Since then, Singer become well-known with his work on ethics and the environment. His talk was called “Ethics Without Religion”.
He raised three points that believers often make when asking atheists how they can be moral without religion:
1. Who is to say what’s good or bad without a god?
This view provides a paradox: is something good simply because god likes it? Then goodness is arbitrary. But if you take the opposite view that god is good because he likes good things, then we could save time by ignoring god, and worshipping the set of values that he holds. Either god is an arbitrary tyrant, or there’s a notion of good that is independent of what god wills, and we don’t need a god to have it.
2. But if goodness is independent of god, maybe we still need god to reveal it to us.
Well, people with scriptures are very selective about the things they accept from scripture as ‘goodness’. They’re not using scripture — they’re using their own moral sense.
Singer mentioned that Jesus is not much help for Christians. According to him, divorce is adultery (though many Christians ignore this), he says nothing about abortion even though many Christians are certain it’s wrong, and he requires someone to sell everything he has, contrary to papal opulence and prosperity gospels.
3. Religion gives us the motivation to do what’s right by offering eternal rewards or punishments for our actions.
But does this help? We can compare the behaviour of religious v non-religious people. The notoriously religious USA doesn’t seem to offer a model of social utopia compared to secular Europe, which offers health care, lower crime, and higher rates of charity.
Singer makes the argument that human morality is an evolved phenomenon. We seem to come to similar moral judgments regardless of background. Singer points that in some cases there’s a ‘yuck’ factor to some of our moral judgments.

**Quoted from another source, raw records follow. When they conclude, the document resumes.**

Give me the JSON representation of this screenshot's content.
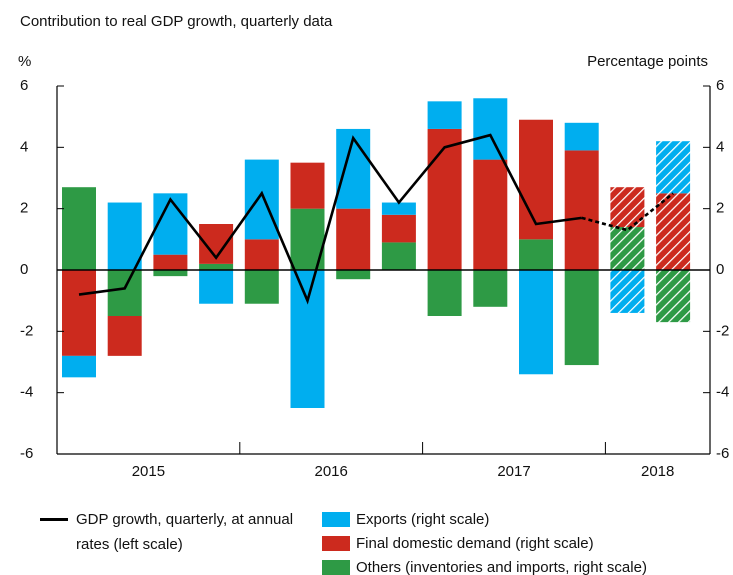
{
  "chart_data": {
    "type": "stacked-bar-line",
    "title": "Contribution to real GDP growth, quarterly data",
    "y_label": "%",
    "y2_label": "Percentage points",
    "year_labels": [
      "2015",
      "2016",
      "2017",
      "2018"
    ],
    "ylim": [
      -6,
      6
    ],
    "yticks": [
      -6,
      -4,
      -2,
      0,
      2,
      4,
      6
    ],
    "y2lim": [
      -6,
      6
    ],
    "y2ticks": [
      -6,
      -4,
      -2,
      0,
      2,
      4,
      6
    ],
    "forecast_start_index": 12,
    "series": [
      {
        "name": "Others (inventories and imports, right scale)",
        "color": "#2e9a45",
        "axis": "y2",
        "values": [
          2.7,
          -1.5,
          -0.2,
          0.2,
          -1.1,
          2.0,
          -0.3,
          0.9,
          -1.5,
          -1.2,
          1.0,
          -3.1,
          1.4,
          -1.7
        ]
      },
      {
        "name": "Final domestic demand (right scale)",
        "color": "#cc2a1e",
        "axis": "y2",
        "values": [
          -2.8,
          -1.3,
          0.5,
          1.3,
          1.0,
          1.5,
          2.0,
          0.9,
          4.6,
          3.6,
          3.9,
          3.9,
          1.3,
          2.5
        ]
      },
      {
        "name": "Exports (right scale)",
        "color": "#00aeef",
        "axis": "y2",
        "values": [
          -0.7,
          2.2,
          2.0,
          -1.1,
          2.6,
          -4.5,
          2.6,
          0.4,
          0.9,
          2.0,
          -3.4,
          0.9,
          -1.4,
          1.7
        ]
      },
      {
        "name": "GDP growth, quarterly, at annual rates (left scale)",
        "color": "#000000",
        "type": "line",
        "values": [
          -0.8,
          -0.6,
          2.3,
          0.4,
          2.5,
          -1.0,
          4.3,
          2.2,
          4.0,
          4.4,
          1.5,
          1.7,
          1.3,
          2.5
        ]
      }
    ]
  }
}
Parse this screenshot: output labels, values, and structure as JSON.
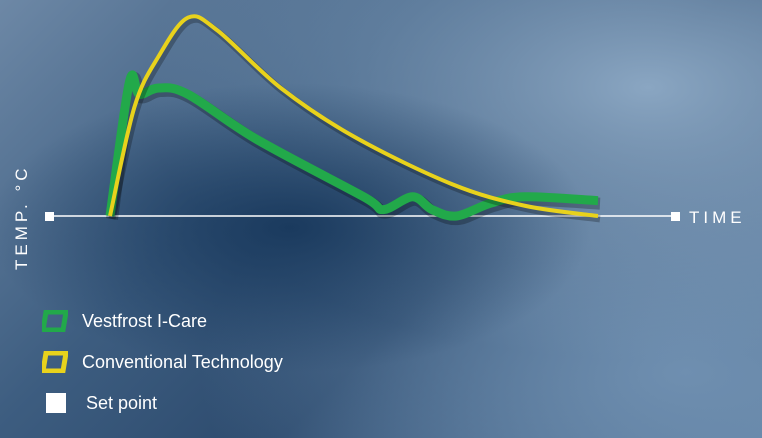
{
  "chart_data": {
    "type": "line",
    "xlabel": "TIME",
    "ylabel": "TEMP. °C",
    "set_point": 0,
    "series": [
      {
        "name": "Vestfrost I-Care",
        "color": "#22a94a",
        "values": [
          [
            0.0,
            0.0
          ],
          [
            0.04,
            1.05
          ],
          [
            0.06,
            0.95
          ],
          [
            0.1,
            1.0
          ],
          [
            0.16,
            0.95
          ],
          [
            0.3,
            0.6
          ],
          [
            0.52,
            0.15
          ],
          [
            0.56,
            0.05
          ],
          [
            0.62,
            0.15
          ],
          [
            0.66,
            0.05
          ],
          [
            0.71,
            0.0
          ],
          [
            0.78,
            0.1
          ],
          [
            0.85,
            0.15
          ],
          [
            1.0,
            0.12
          ]
        ]
      },
      {
        "name": "Conventional Technology",
        "color": "#e8d21c",
        "values": [
          [
            0.0,
            0.0
          ],
          [
            0.05,
            0.85
          ],
          [
            0.1,
            1.25
          ],
          [
            0.16,
            1.55
          ],
          [
            0.22,
            1.45
          ],
          [
            0.35,
            1.0
          ],
          [
            0.5,
            0.62
          ],
          [
            0.7,
            0.25
          ],
          [
            0.85,
            0.08
          ],
          [
            1.0,
            0.0
          ]
        ]
      }
    ]
  },
  "legend": {
    "items": [
      {
        "label": "Vestfrost I-Care",
        "color": "#22a94a"
      },
      {
        "label": "Conventional Technology",
        "color": "#e8d21c"
      },
      {
        "label": "Set point",
        "color": "#ffffff"
      }
    ]
  }
}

But this moral sense only works on situations that humans would have been familiar with, and in cases outside of human experience, our evolved response is not good enough. Xenophobia could be instinctive, but in our global post-tribal world, we need to get over it. Climate change is another issue that could be disastrous, but we don’t have an evolved response for it. It’s too gradual, too long-range.
Or consider this example posed by Singer: If a child was drowning, would you wade in, wrecking your pair of shoes? Of course. But for the cost of a pair of shoes, you could save the life of a child via Oxfam. It doesn’t hit us the same way, though, because the child is more remote. Again, our evolved response is not good enough.
Singer describes his sense of morality as concern for those people who could be affected by our actions. Are atheists borrowing morality from religion? Quite the reverse. Religion is borrowing from our innate moral sense.